Device Aware Latency Modeling for NAS
Accuracy alone does not determine the best architecture. Production systems have latency budgets, memory limits, and power constraints. Device-aware NAS incorporates these constraints directly into the search.
Why Latency Modeling Matters
Theoretical complexity (FLOPs) poorly predicts real latency. A model with 2x more FLOPs might run only 1.2x slower due to better memory access patterns. Conversely, memory-bound operations like depthwise convolutions have few FLOPs but high latency on some hardware.
Different hardware has different bottlenecks. A GPU is compute-bound; a mobile CPU is memory-bound. An architecture optimal for GPU may be terrible on mobile. Device-aware NAS searches for architectures optimized for YOUR deployment target.

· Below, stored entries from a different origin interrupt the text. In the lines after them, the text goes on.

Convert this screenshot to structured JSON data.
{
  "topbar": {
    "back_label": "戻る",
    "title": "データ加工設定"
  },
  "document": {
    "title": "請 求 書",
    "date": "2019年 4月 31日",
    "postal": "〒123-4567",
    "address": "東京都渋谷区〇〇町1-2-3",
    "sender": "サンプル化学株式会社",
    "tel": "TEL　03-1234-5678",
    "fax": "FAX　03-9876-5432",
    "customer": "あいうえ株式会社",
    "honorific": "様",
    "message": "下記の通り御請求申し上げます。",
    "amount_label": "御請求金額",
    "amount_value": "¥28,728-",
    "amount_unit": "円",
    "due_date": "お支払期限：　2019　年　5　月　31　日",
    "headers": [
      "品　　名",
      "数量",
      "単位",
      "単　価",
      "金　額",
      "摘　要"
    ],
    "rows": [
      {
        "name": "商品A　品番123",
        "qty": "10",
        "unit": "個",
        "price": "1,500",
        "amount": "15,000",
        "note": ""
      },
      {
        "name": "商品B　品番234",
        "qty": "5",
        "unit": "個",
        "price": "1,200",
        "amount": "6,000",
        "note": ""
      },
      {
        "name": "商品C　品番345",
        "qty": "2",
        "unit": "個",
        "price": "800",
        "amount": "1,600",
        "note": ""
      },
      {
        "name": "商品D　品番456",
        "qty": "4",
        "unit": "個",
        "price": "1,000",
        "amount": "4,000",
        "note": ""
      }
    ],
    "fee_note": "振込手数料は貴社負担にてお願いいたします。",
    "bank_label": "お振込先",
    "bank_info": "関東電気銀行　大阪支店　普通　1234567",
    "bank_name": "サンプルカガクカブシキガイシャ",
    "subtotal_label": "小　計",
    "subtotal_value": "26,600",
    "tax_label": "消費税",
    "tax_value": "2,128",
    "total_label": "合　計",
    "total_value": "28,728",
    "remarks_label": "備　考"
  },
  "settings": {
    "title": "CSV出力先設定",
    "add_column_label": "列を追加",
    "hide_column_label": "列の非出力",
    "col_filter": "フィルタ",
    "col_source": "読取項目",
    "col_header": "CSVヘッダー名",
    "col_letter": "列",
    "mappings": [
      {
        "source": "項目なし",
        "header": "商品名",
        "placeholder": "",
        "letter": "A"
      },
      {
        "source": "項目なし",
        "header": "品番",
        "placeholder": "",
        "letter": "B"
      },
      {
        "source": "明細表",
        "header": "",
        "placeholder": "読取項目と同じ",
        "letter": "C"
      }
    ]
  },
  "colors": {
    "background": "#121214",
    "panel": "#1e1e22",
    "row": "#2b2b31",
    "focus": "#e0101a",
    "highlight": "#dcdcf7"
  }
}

Latency Modeling Approaches
Lookup tables: Measure latency of each operation type on target hardware. Sum operations for total latency estimate. Fast but ignores operation interactions and memory effects.
Learned predictors: Train a neural network to predict latency from architecture description. More accurate (captures interactions) but requires thousands of real measurements to train.
Direct measurement: Run each candidate on target device. Most accurate but slowest. Use only for final candidates.
Key metric: Latency predictor error should be under 10%. Higher error means NAS wastes compute exploring architectures that will not meet constraints.